There amid all the trivia and decadence that we surround ourselves with on a daily basis was a picture of a small child, face down in the water on a beach in Turkey. Dead.
It took several seconds for this image to fully compute. What exactly was this picture that Father Roderick Vonhogen had unceremoniously dumped in my bright and cheerful timeline? So I followed the link to The Independent website and read the subsequent story. Then finally magnitude of what was depicted finally hit me and it hit me hard. I make no bones about the fact that I wept at the utter tragedy of what I saw and read.
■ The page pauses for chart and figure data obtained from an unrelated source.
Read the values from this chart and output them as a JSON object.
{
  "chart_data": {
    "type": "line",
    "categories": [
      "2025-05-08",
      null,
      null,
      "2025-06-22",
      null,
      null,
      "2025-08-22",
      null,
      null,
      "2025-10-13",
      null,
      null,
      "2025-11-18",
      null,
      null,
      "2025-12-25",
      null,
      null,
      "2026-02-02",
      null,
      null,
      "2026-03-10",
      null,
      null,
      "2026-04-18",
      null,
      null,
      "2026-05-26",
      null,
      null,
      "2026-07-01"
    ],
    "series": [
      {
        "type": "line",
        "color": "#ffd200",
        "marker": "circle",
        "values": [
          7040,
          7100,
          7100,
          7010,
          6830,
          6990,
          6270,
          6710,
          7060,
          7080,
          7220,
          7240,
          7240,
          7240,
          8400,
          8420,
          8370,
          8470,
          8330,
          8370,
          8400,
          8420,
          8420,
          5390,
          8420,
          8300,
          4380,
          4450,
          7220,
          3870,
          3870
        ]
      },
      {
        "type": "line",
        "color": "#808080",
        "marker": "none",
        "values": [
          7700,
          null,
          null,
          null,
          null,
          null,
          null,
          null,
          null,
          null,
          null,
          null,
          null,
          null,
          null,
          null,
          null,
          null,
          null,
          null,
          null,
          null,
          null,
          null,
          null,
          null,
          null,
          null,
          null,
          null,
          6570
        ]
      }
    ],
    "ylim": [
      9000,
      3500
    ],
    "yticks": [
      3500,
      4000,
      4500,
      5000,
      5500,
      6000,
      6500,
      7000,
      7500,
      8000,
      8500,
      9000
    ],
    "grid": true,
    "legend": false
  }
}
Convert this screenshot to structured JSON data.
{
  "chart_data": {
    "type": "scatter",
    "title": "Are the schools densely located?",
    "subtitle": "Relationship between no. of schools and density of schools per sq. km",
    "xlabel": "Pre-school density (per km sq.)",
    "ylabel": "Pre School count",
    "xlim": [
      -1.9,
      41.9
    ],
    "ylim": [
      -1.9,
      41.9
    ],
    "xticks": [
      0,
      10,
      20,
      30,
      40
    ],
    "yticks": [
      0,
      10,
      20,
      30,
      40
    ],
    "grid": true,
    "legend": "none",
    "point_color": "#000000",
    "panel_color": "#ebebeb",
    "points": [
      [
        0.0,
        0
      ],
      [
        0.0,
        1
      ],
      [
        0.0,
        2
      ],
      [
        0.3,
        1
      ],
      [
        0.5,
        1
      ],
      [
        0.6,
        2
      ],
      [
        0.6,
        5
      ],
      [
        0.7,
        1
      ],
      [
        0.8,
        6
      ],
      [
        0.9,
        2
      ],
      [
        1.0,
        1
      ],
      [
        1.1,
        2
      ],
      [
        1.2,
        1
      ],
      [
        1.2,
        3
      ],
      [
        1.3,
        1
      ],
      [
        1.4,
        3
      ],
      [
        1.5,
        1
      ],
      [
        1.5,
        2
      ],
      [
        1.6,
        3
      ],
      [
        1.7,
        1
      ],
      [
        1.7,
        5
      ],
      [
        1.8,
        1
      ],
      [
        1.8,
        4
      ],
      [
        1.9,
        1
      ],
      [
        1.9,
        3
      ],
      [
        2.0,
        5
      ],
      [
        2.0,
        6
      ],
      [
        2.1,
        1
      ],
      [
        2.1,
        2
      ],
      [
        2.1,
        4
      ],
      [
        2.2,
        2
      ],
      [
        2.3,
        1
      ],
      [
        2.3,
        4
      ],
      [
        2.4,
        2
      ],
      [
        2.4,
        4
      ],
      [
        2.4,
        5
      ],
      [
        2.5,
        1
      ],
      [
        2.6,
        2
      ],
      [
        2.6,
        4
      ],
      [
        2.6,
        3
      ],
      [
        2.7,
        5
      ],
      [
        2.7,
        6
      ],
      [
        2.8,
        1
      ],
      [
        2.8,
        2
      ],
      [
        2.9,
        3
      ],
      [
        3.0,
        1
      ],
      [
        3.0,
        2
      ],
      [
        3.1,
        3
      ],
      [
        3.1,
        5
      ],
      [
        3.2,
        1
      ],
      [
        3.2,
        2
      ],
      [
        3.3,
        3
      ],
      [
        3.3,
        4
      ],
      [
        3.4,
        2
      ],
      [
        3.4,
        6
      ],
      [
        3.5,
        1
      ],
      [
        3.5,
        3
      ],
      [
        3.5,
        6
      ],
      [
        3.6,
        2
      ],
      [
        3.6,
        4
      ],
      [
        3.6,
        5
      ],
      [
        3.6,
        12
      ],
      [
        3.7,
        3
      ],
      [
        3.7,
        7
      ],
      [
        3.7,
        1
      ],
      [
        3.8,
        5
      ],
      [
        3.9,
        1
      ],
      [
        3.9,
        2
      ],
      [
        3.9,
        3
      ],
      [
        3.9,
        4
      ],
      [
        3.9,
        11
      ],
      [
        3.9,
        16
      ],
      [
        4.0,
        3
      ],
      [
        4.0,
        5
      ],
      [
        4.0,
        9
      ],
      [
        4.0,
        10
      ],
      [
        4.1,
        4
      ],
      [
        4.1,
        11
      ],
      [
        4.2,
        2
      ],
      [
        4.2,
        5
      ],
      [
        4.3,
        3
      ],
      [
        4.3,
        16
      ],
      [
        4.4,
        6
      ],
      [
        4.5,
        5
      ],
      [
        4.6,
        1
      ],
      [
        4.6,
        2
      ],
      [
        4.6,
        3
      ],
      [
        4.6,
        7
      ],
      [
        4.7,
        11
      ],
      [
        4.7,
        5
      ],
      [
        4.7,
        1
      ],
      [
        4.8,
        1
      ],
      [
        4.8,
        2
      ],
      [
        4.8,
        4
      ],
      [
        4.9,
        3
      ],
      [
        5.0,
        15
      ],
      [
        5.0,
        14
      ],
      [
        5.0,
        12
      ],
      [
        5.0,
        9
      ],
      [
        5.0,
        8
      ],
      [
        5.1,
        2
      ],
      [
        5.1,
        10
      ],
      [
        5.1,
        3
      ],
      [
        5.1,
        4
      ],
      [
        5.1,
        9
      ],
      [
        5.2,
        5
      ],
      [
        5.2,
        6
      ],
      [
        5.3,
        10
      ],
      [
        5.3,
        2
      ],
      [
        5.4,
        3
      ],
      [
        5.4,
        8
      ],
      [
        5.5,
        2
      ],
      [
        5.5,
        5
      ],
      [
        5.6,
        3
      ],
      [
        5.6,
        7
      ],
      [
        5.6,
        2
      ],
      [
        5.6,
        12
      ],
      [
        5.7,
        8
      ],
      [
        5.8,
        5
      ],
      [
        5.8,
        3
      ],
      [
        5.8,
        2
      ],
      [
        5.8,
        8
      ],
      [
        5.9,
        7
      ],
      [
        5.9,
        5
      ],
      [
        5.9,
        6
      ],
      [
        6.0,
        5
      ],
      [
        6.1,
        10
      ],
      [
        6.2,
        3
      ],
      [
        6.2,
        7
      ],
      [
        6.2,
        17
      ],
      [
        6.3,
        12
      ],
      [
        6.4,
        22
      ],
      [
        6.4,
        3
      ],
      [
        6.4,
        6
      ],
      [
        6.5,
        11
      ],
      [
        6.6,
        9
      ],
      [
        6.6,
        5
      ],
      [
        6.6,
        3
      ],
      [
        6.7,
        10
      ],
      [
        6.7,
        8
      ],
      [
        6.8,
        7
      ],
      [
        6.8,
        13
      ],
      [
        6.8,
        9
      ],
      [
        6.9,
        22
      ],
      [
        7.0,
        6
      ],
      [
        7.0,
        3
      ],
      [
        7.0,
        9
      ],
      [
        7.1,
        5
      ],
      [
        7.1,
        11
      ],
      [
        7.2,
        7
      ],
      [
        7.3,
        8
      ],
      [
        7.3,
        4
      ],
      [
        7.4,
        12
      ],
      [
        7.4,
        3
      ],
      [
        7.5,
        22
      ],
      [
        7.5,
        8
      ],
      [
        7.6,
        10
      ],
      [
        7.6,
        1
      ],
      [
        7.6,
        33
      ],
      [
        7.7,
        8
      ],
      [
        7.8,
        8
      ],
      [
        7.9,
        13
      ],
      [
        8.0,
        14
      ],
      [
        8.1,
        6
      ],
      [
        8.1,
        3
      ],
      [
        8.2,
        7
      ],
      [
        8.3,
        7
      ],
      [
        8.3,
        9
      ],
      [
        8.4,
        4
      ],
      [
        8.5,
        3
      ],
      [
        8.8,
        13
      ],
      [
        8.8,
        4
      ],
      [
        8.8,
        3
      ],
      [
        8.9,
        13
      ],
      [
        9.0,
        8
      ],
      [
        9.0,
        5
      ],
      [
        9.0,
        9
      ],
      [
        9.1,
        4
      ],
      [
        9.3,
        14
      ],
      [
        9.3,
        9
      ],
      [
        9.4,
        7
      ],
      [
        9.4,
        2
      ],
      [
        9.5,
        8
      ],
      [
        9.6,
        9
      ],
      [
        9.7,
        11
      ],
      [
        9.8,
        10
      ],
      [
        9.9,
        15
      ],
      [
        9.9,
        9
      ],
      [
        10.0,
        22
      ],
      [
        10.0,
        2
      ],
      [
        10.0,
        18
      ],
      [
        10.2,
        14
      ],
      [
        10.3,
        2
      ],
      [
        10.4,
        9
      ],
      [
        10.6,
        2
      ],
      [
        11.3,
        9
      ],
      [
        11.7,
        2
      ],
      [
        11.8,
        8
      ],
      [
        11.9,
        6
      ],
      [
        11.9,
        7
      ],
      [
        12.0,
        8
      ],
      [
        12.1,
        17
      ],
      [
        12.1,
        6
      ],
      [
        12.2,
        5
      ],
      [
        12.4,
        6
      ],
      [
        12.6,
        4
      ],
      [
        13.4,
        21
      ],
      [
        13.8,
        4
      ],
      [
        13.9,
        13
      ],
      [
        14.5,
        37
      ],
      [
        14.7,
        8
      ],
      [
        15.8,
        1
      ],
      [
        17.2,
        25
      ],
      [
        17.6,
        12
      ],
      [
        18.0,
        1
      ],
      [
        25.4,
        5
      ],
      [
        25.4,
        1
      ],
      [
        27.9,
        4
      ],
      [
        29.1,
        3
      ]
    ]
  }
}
If you can bring yourself to follow the link to the newspaper article, you’ll discover the very human face of the “ongoing migrant crisis” that is currently occurring across Europe. The child is believed to be a dead Syrian refugee, one of eleven that have died trying to reach the Greek island of Kos. Like many people, my perception of this political and social issue is both vague and abstract. Until today it’s simply something that has just occupied the news and frankly doesn't have any meaningful impact upon my cosy life.
Today that has changed.
I have no political axe to grind with regard this matter. I fully appreciate that all the factors that are contributory to the current wave of migrants are very complex. This is not a black and white situation and there are no easy solutions or quick fixes. I am sympathetic to the needs of both the migrants and refugees as well the populations of the European countries affected. But as a human being I can no longer ignore the fact that there is a very real tragedy taking place on my very doorstep. I cannot dismiss dead children washing up on beaches as if it were nothing. So tomorrow I shall start by lobbying my local Member of Parliament and seek clarification as to exactly what the UK government is doing with regard to this matter. Ironically my MP James Brokenshire, is also Minister of State for Immigration. Contacting my political representative may not have much impact but it’s a start. A position of concern is better than one of indifference.
And so we return to the subject of Twitter. Ultimately it is wrong to adopt a shoot the messenger mind set, after all my Twitter timeline is something of my own making. Plus it is intellectually flawed to assume that everything that is not a weighty issue is “bad” and should be dismissed. Relativism and context should not be thrown out with the bath water in a fit of knee-jerk self-pity.
However I do think that if Twitter is to continue to be one of the windows that I use to view the world, it may be time to take some steps to change the view. I need to leave my self-imposed comfort zone and allow a greater diversity of content in my timeline. Rather than disengaging with the world as I grow older, I need to do the opposite. Exactly what I should do I’m not sure but I feel that I should do something? Changing my use of social media is perhaps the first step of that process.